The campaign to end smoking in Casper area businesses earned an endorsement Wednesday from the Natrona County Board of Health.

The board unanimously voted to adopt a resolution urging local employers to prohibit smoking in their businesses because of the health problems associated with secondhand smoke. The resolution further asks state and local officials to consider passing ordinances that “control exposure to second-hand smoke” in all businesses and indoor public spaces.

Board members will also send letters to Natrona County legislators and mayors urging action on the issue.

The resolution has no power to force business owners to prohibit smoking. The health board last year declined to pursue a county-wide workplace smoking ban amid concern that it lacked the authority to adopt such a measure.

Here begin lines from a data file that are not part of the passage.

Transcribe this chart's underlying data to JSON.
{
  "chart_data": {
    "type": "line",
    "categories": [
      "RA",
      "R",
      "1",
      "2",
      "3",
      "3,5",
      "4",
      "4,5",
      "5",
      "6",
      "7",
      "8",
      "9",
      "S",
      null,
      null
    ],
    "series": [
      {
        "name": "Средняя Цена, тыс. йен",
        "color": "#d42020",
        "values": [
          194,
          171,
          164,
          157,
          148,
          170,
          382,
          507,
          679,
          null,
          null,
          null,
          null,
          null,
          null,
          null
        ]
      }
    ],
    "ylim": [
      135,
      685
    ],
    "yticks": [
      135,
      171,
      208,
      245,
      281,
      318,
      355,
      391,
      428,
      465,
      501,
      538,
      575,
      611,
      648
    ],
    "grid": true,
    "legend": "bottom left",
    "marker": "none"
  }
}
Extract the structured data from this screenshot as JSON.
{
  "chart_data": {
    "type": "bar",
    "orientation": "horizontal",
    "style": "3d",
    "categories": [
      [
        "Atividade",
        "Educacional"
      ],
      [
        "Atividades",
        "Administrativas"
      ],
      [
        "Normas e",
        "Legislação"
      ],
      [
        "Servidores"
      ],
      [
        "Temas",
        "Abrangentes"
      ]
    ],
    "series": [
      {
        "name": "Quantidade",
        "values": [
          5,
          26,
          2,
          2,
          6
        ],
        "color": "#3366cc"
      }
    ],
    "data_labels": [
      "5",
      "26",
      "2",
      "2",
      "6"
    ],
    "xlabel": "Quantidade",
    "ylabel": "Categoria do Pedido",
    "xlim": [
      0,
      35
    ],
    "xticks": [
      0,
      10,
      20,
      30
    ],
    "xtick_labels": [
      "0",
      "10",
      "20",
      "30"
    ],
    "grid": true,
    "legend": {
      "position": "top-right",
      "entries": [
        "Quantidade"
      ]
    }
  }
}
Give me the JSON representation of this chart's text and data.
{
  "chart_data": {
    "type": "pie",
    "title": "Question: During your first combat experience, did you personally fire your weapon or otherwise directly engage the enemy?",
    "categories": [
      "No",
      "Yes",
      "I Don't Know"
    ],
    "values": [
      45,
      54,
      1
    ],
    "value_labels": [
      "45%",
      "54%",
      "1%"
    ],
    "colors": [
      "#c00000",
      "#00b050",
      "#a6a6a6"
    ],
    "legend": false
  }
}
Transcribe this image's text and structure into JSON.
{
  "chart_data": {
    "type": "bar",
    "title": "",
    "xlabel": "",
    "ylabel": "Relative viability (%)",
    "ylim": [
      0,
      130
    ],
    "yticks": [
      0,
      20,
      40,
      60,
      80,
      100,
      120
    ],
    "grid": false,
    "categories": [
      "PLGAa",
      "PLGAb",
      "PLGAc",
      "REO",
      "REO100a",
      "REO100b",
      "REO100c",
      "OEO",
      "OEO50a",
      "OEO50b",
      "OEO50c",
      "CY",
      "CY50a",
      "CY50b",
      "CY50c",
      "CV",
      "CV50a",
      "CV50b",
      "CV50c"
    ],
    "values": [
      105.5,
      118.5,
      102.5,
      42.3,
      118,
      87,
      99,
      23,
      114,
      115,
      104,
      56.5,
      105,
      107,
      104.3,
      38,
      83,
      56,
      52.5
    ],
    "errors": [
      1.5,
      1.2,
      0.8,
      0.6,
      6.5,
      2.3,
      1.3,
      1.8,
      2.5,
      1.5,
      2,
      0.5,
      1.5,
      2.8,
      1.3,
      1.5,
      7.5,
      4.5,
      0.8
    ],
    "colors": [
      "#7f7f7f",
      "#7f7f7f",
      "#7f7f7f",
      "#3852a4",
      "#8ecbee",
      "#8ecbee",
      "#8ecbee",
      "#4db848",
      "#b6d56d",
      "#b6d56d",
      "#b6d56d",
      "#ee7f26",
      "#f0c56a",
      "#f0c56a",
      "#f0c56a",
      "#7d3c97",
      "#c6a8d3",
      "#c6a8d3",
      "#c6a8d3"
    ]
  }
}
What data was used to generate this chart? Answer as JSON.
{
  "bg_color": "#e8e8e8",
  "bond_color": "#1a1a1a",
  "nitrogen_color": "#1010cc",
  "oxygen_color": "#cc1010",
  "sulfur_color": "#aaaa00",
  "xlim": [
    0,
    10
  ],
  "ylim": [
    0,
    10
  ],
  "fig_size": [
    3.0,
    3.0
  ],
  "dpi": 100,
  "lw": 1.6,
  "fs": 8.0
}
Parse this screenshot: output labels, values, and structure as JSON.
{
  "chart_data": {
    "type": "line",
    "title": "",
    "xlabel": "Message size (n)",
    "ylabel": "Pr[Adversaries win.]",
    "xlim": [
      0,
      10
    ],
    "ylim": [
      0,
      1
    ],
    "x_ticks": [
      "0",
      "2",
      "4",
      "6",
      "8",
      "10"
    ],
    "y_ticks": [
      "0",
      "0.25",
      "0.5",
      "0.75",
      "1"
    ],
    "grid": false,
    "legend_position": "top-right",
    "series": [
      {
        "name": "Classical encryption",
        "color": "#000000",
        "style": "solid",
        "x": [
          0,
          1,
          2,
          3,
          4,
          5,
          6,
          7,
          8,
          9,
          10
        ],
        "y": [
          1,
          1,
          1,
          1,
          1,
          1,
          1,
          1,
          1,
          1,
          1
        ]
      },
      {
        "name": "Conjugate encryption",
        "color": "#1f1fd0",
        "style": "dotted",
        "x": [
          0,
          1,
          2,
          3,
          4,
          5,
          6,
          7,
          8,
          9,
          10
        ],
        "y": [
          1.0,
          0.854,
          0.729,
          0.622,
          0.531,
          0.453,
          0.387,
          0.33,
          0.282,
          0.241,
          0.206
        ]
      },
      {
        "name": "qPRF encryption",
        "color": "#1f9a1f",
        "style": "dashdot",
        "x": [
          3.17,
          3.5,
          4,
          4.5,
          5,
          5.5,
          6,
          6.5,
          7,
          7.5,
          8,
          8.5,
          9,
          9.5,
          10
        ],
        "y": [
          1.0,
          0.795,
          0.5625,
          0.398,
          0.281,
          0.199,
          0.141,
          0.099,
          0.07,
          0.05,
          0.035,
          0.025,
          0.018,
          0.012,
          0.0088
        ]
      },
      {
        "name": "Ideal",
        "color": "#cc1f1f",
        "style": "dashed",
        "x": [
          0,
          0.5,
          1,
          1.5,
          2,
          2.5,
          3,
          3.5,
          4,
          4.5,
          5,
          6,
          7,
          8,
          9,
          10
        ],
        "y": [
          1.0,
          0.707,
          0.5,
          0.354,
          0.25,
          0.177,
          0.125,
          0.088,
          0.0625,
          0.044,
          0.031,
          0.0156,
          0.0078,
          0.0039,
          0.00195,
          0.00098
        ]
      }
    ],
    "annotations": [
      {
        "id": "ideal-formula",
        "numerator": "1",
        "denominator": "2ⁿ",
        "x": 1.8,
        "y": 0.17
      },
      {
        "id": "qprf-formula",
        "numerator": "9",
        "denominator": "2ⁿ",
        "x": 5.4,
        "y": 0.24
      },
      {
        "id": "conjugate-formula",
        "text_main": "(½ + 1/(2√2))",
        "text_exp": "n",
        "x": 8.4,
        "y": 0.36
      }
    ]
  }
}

But the resolution does give Smokefree Natrona County, the coalition advocating for the regulations, more clout when it takes its campaign to the municipal governments of Casper, Mills and Evansville later this year, group member Brandon Daigle explained after Wednesday’s vote.

“We have a governing body that has recognized that this is a health issue, which is first and foremost what our campaign has been about,” he said. “It is a health issue to protect the workers.”

The resolution focuses on the 2010 U.S. Surgeon General’s report on tobacco smoke, which concluded that even limited exposure can cause immediate damage to the body and trigger heart attacks. The report also found that secondhand smoke damages DNA in ways that can ultimately lead to cancer.

“We are trying to protect as many citizens as possible,” Daigle said. “It would be great if businesses [prohibit smoking] on their own. We recognize that is not a reality, so we are hoping to pass the regulation.”

After the vote, health board member Peter Ashbaugh said the resolution was more important than people might think.

“It is a step forward for Smokefree Natrona County to launch their campaign,” he said.

No one at Wednesday’s meeting spoke in opposition to the resolution. Critics of a workplace smoking ban have argued business owners should decide for themselves whether to allow smoking. They also say customers who don’t like cigarettes can simply avoid restaurants and bars that allow smoking.

A handful of Wyoming cities, including Cheyenne and Laramie, have enacted public smoking bans. But the state Legislature has consistently rejected attempts at a comprehensive prohibition.